Today’s Solutions: December 19, 2025

Scientists at the Swiss deep tech company Vivent have created technology that allows us to know exactly what our plants need.

Before this, farmers have relied on secondary indicators for finding problems with their crops, looking, for example, for signs of drought by checking out their roots. But by tapping into the electrical signals that plants relay from their roots, a new technology called PhytlSigns is now giving farmers the ability to understand when their crops need water or nutrients.

Plants may not be very vocal, but they communicate quite a bit. When under stress from hunger, thirst, or insect attacks, they send signals about that stress between cells. That’s why the scientists at Vivent developed electrophysiological technology combined with custom-built algorithms that can decipher stress signals given off by plants.

Like a human on an ECG machine, Vivent can physically hook up plants to electrodes and make it possible to remotely view up-to-date information about a particular crop. As reported by Fast Company, Vivent already has an agrochemical company as a client that uses the PhytlSigns technology to monitor fungal stressors. The technology proved itself very valuable when it alerted the company that plants were still sending distressed signals even after it looked like the fungus had cleared from the plants.

Another client was able to more accurately identify when parasitic eelworms, or nematodes, were infesting and attacking plants, thanks to an algorithm built for nematode stress.

“They can see, in real-time, something happening in the soil that we’ve never been able to see before,” says Carrol Plummer, co-founder, and CEO of PhytlSigns.
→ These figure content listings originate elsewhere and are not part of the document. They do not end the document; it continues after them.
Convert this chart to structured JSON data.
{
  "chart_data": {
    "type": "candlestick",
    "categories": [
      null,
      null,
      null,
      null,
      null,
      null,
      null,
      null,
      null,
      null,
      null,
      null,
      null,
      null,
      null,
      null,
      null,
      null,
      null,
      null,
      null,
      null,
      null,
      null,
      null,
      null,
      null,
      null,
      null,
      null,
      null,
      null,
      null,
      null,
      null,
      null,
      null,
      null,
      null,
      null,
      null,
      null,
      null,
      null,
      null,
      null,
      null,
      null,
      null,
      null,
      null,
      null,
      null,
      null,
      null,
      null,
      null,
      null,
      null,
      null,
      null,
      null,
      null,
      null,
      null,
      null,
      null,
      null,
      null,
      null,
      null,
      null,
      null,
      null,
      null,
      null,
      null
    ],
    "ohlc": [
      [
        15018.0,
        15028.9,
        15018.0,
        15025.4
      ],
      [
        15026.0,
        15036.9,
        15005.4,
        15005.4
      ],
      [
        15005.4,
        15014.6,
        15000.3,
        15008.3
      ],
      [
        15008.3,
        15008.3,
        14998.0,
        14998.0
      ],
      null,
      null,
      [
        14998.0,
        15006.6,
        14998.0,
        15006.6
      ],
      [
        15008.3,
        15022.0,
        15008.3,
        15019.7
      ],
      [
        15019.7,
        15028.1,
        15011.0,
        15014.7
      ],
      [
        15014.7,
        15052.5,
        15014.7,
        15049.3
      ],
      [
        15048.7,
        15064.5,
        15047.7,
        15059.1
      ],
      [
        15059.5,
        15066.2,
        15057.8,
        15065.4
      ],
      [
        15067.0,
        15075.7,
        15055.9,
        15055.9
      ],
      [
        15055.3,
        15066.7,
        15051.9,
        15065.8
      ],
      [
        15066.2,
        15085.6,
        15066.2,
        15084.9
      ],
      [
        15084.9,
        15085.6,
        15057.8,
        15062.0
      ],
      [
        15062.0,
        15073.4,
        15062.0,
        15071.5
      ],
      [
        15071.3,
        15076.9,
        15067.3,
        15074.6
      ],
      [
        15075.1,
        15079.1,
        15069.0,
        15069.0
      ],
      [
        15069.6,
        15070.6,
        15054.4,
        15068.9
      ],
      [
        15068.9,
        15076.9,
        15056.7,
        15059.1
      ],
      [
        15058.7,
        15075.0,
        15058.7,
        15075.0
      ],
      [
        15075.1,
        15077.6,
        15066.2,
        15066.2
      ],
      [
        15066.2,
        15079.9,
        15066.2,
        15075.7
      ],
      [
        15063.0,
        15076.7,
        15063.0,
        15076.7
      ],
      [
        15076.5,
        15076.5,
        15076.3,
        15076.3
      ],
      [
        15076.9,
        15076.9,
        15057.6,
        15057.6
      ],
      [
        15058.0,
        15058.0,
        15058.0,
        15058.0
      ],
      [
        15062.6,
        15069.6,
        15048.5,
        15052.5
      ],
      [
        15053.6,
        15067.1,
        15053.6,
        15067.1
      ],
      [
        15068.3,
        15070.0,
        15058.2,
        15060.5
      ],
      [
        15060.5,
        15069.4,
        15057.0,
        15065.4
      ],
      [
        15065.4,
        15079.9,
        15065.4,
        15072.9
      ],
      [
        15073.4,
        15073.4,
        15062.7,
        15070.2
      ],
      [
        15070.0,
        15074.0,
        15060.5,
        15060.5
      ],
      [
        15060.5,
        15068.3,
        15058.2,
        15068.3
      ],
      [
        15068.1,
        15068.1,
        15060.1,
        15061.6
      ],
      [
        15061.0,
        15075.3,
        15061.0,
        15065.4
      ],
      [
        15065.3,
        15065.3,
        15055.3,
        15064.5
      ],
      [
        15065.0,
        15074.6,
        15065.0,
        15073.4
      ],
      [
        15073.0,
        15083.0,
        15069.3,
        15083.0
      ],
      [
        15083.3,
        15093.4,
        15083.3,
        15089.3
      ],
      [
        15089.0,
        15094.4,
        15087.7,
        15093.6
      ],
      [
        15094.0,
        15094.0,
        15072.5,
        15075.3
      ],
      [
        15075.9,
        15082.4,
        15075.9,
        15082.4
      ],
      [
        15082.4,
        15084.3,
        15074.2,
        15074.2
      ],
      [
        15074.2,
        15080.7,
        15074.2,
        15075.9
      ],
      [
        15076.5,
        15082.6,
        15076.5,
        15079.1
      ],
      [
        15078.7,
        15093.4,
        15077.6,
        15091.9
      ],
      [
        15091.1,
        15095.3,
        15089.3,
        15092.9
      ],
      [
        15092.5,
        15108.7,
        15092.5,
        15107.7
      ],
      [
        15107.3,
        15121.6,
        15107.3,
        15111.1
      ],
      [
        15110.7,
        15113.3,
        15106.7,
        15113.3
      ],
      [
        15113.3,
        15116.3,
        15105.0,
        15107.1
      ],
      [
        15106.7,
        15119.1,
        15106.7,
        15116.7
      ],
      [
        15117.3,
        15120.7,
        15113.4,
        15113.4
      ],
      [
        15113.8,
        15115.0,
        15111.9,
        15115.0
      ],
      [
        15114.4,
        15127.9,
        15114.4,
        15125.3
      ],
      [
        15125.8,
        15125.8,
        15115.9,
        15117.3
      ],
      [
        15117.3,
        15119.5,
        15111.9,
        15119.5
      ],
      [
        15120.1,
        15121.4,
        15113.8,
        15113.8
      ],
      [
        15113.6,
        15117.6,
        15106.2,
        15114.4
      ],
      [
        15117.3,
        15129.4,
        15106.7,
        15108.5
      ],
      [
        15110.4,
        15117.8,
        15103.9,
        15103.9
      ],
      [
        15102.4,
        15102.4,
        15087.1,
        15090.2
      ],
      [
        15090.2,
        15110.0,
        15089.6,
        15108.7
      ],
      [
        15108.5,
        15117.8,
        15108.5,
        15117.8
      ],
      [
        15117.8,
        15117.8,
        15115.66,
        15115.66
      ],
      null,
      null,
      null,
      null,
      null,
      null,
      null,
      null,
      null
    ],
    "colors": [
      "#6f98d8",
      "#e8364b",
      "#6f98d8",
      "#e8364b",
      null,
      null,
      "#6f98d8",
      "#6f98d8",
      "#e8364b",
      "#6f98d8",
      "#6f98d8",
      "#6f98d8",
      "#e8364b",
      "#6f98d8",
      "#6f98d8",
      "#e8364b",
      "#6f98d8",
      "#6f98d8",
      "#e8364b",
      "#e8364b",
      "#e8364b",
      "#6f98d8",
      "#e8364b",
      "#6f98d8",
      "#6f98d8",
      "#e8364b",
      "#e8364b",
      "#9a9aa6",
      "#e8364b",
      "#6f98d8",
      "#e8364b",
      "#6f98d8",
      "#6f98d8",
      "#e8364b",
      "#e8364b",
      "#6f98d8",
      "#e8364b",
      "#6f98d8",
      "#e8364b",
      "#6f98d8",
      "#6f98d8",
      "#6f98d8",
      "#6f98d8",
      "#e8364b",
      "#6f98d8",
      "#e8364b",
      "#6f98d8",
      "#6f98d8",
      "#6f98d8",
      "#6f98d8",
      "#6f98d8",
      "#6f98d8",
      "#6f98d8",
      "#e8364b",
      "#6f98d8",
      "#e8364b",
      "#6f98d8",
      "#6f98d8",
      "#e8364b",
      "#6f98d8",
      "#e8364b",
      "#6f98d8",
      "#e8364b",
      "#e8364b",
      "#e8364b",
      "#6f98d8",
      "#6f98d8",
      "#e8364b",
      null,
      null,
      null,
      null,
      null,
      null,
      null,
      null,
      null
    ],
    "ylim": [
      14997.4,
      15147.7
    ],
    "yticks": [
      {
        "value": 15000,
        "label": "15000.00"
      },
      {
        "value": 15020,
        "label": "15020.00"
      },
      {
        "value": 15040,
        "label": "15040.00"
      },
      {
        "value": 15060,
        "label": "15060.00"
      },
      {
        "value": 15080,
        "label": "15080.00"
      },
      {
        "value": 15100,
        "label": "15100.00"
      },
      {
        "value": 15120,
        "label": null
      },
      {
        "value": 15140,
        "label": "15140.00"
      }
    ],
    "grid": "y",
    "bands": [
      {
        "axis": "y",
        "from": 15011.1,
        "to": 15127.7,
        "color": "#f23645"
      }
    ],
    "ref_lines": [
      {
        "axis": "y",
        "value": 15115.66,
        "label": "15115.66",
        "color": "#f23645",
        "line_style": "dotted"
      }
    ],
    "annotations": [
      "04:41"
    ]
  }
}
For farmers, this technology could be incredibly important considering that 40 percent of crops today are lost in the field even before the harvest. With PhytlSigns, it is not only possible to monitor the health of crops but to also build automated systems around crops that cater to their exact needs. Think self-watering plants.

At the moment, the company is only working with indoor plants where conditions are under control, but in the near future, PhytlSigns hopes to expand its work to outdoor plants such as olives and almonds to conserve water in drought-prone areas. “Next summer I actually hope to have sensors on the almond trees in California,” said Carrol Plummer, co-founder, and CEO of PhytlSigns.